More than 40 Asian staff met in Center Green on May 1 to discuss common issues and concerns.
One of CommSci’s longstanding events is TableTalk, an informal lunchtime meeting coordinated by Charlie Krinsky (ESSL/ACD) to help attendees practice English and to encourage intercultural exchanges among staff. Some native English speakers have found participating helpful when they are planning to travel abroad themselves, says Mary. The CommSci ESL group has also held occasional seminars (MMM director Greg Holland spoke on scientific editing) and social events, including an all-staff multicultural potluck and a Lunar New Year dinner at a Boulder restaurant.
Bill Kuo (COSMIC/DTC
Raj Pandya (UCAR)
Mohan Ramamurthy (Unidata)
Jenny Sun (ESSL/MMM)
Roger Wakimoto (EOL)
Breakout group chairs
Ben Ho (COSMIC)
Kyoko Ikeda (RAL)
Hanli Liu (ESSL/HAO)
Jielun Sun (ISP/MMM)
Laura Pan (ESSL/ACD)
More could be accomplished on the language front, according to several people involved with CommSci. “UCAR/NCAR needs an in-house scientific editor,” says Jielun. “It would be good not just for ESL people but also for American writers.” Mary notes that many Asian staff study English grammar intensively and are blossoming as writers. “The help they may get, however, is only whatever time is available from their coauthors or division colleagues, who may or may not be good writers themselves and who often have little time to do more than correct mistakes.”

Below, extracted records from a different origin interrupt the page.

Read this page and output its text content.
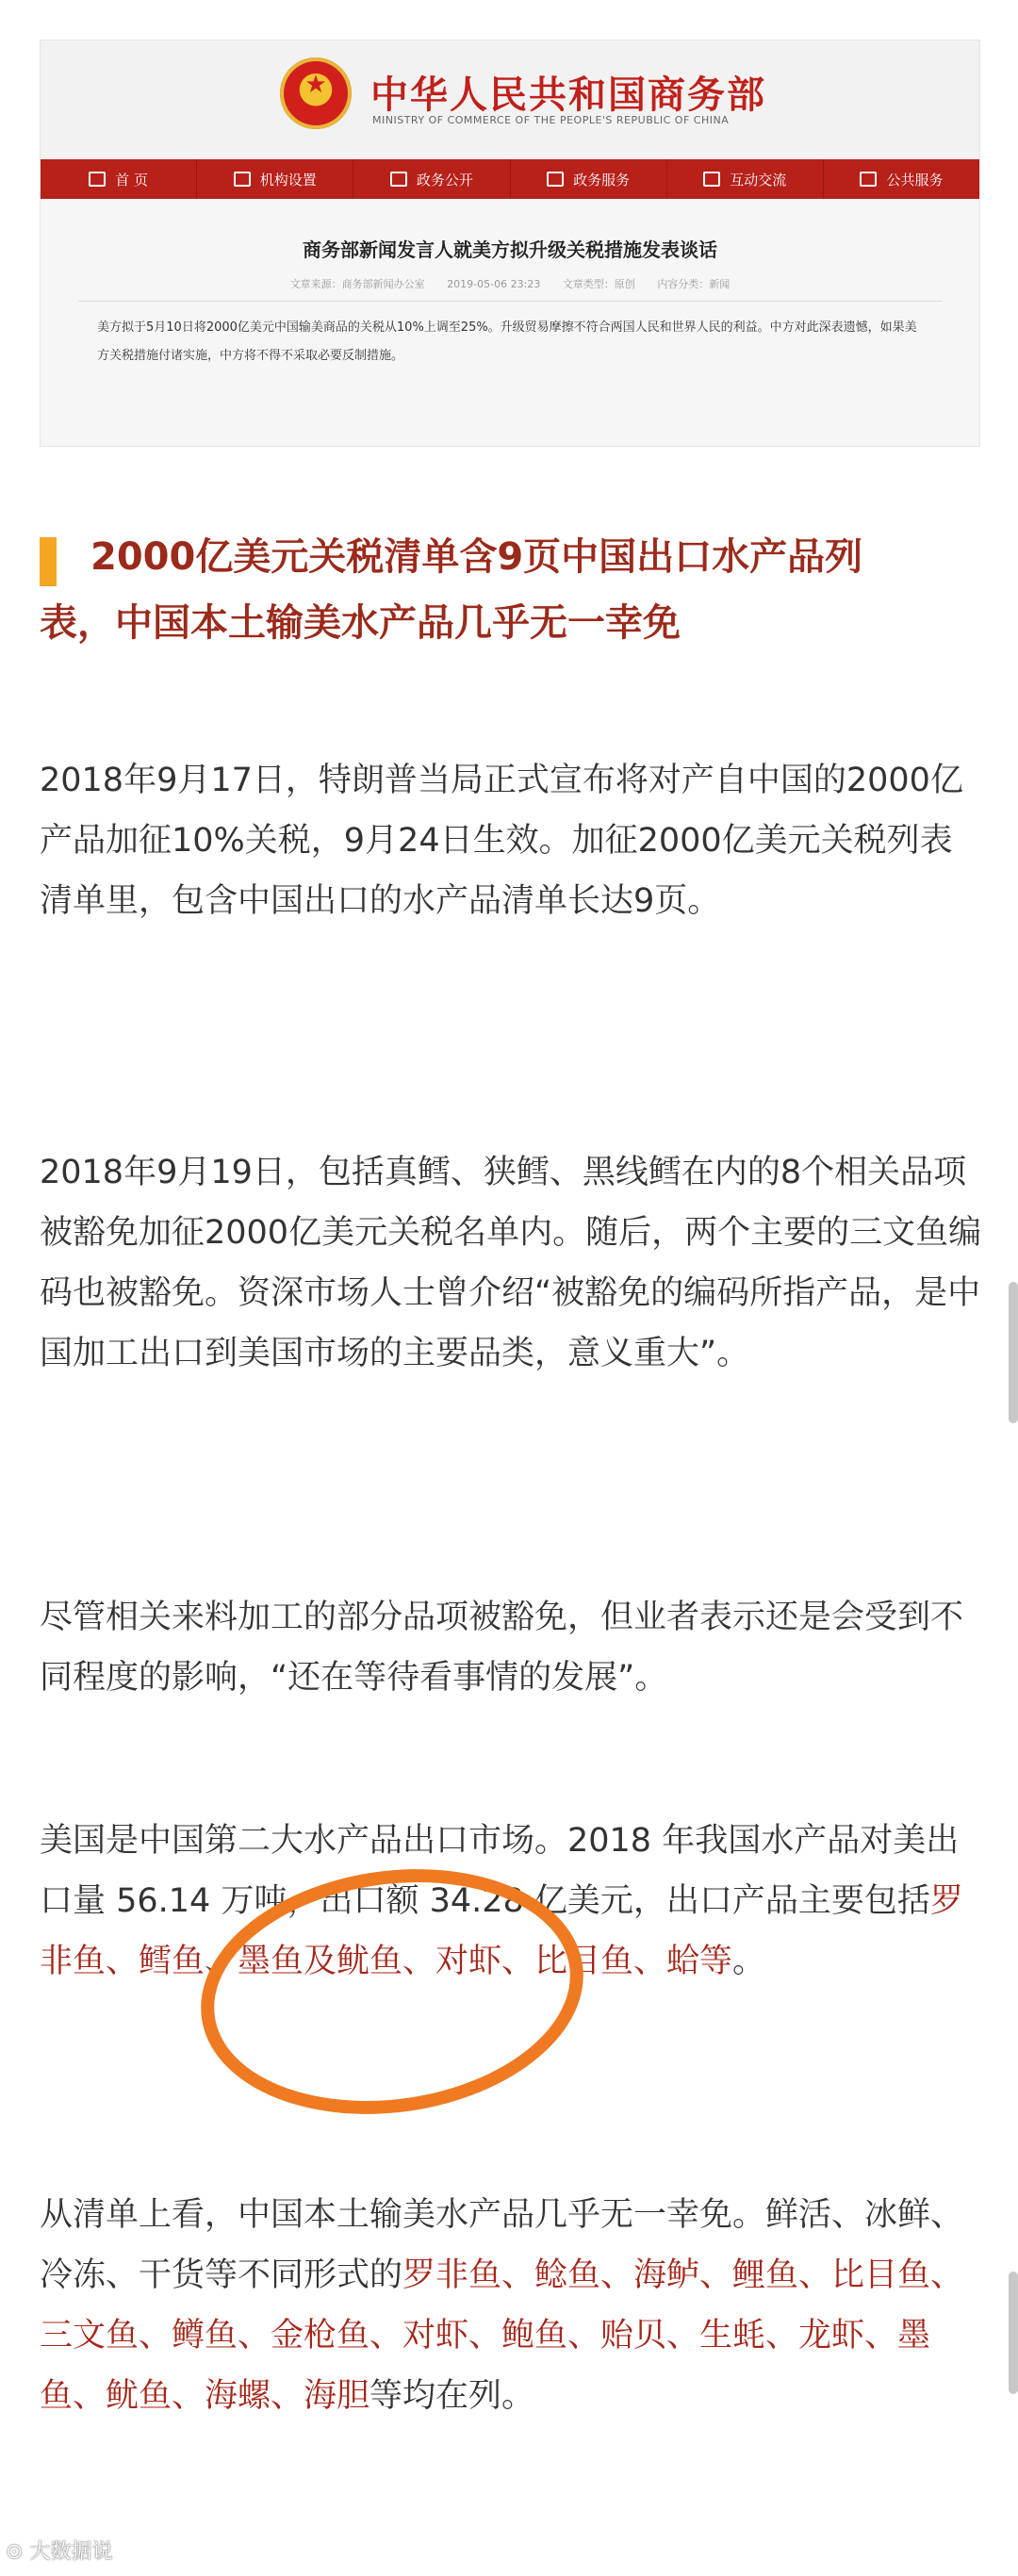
★	中华人民共和国商务部
MINISTRY OF COMMERCE OF THE PEOPLE'S REPUBLIC OF CHINA
首 页	机构设置	政务公开	政务服务	互动交流	公共服务
商务部新闻发言人就美方拟升级关税措施发表谈话
文章来源：商务部新闻办公室 2019-05-06 23:23 文章类型：原创 内容分类：新闻
美方拟于5月10日将2000亿美元中国输美商品的关税从10%上调至25%。升级贸易摩擦不符合两国人民和世界人民的利益。中方对此深表遗憾，如果美方关税措施付诸实施，中方将不得不采取必要反制措施。
2000亿美元关税清单含9页中国出口水产品列
表，中国本土输美水产品几乎无一幸免
2018年9月17日，特朗普当局正式宣布将对产自中国的2000亿产品加征10%关税，9月24日生效。加征2000亿美元关税列表清单里，包含中国出口的水产品清单长达9页。
2018年9月19日，包括真鳕、狭鳕、黑线鳕在内的8个相关品项被豁免加征2000亿美元关税名单内。随后，两个主要的三文鱼编码也被豁免。资深市场人士曾介绍“被豁免的编码所指产品，是中国加工出口到美国市场的主要品类，意义重大”。
尽管相关来料加工的部分品项被豁免，但业者表示还是会受到不同程度的影响，“还在等待看事情的发展”。
美国是中国第二大水产品出口市场。2018 年我国水产品对美出口量 56.14 万吨，出口额 34.28 亿美元，出口产品主要包括罗非鱼、鳕鱼、墨鱼及鱿鱼、对虾、比目鱼、蛤等。
从清单上看，中国本土输美水产品几乎无一幸免。鲜活、冰鲜、冷冻、干货等不同形式的罗非鱼、鲶鱼、海鲈、鲤鱼、比目鱼、三文鱼、鳟鱼、金枪鱼、对虾、鲍鱼、贻贝、生蚝、龙虾、墨鱼、鱿鱼、海螺、海胆等均在列。
⊙ 大数据说
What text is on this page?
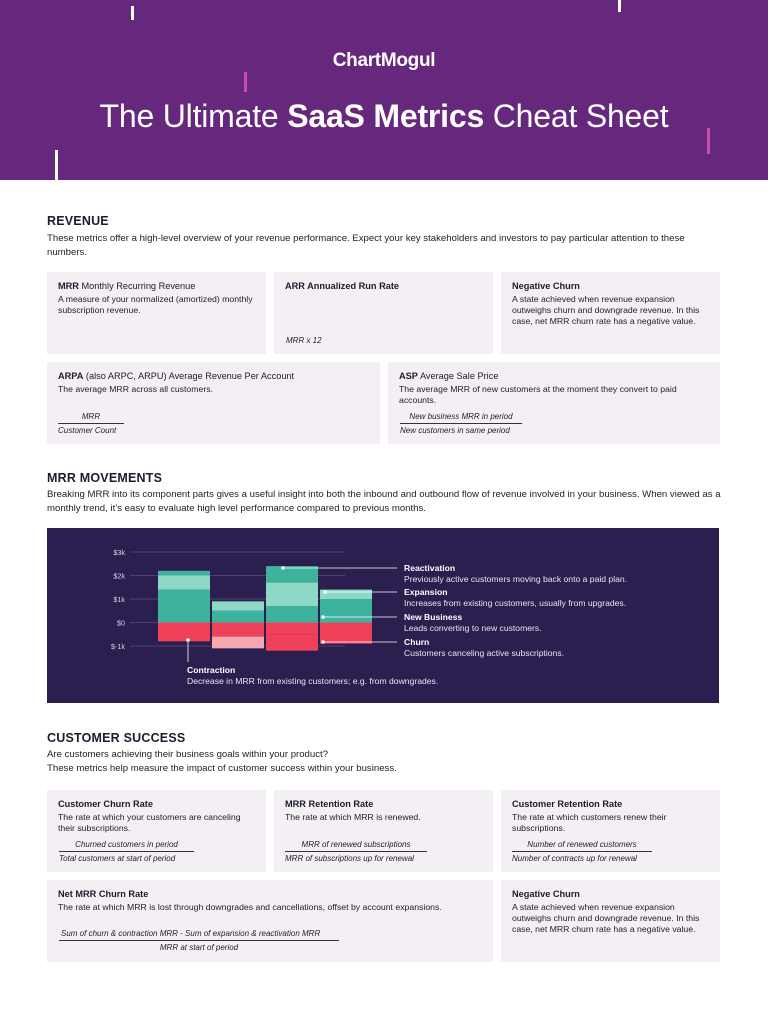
ChartMogul
The Ultimate SaaS Metrics Cheat Sheet
REVENUE
These metrics offer a high-level overview of your revenue performance. Expect your key stakeholders and investors to pay particular attention to these numbers.
MRR Monthly Recurring Revenue
A measure of your normalized (amortized) monthly subscription revenue.
ARR Annualized Run Rate
MRR x 12
Negative Churn
A state achieved when revenue expansion outweighs churn and downgrade revenue. In this case, net MRR churn rate has a negative value.
ARPA (also ARPC, ARPU) Average Revenue Per Account
The average MRR across all customers.
MRR
Customer Count
ASP Average Sale Price
The average MRR of new customers at the moment they convert to paid accounts.
New business MRR in period
New customers in same period
MRR MOVEMENTS
Breaking MRR into its component parts gives a useful insight into both the inbound and outbound flow of revenue involved in your business. When viewed as a monthly trend, it’s easy to evaluate high level performance compared to previous months.
$3k
$2k
$1k
$0
$-1k
Reactivation
Previously active customers moving back onto a paid plan.
Expansion
Increases from existing customers, usually from upgrades.
New Business
Leads converting to new customers.
Churn
Customers canceling active subscriptions.
Contraction
Decrease in MRR from existing customers; e.g. from downgrades.
CUSTOMER SUCCESS
Are customers achieving their business goals within your product?
These metrics help measure the impact of customer success within your business.
Customer Churn Rate
The rate at which your customers are canceling their subscriptions.
Churned customers in period
Total customers at start of period
MRR Retention Rate
The rate at which MRR is renewed.
MRR of renewed subscriptions
MRR of subscriptions up for renewal
Customer Retention Rate
The rate at which customers renew their subscriptions.
Number of renewed customers
Number of contracts up for renewal
Net MRR Churn Rate
The rate at which MRR is lost through downgrades and cancellations, offset by account expansions.
Sum of churn & contraction MRR - Sum of expansion & reactivation MRR
MRR at start of period
Negative Churn
A state achieved when revenue expansion outweighs churn and downgrade revenue. In this case, net MRR churn rate has a negative value.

Despite such concerns, participants came away encouraged by the potential for kinship and support among UCAR’s Asians and between themselves and the staff at large. “I was very happy to have the opportunity to hear thoughts from participants at the meeting and find out that many of us share common feelings,” says Kyoko. Laura hopes the meeting can spark more all-staff interaction. “I am interested in events that communicate Asian culture to everyone here in an effort to make true an American dream: a great melting pot, maybe starting with a salad bowl.”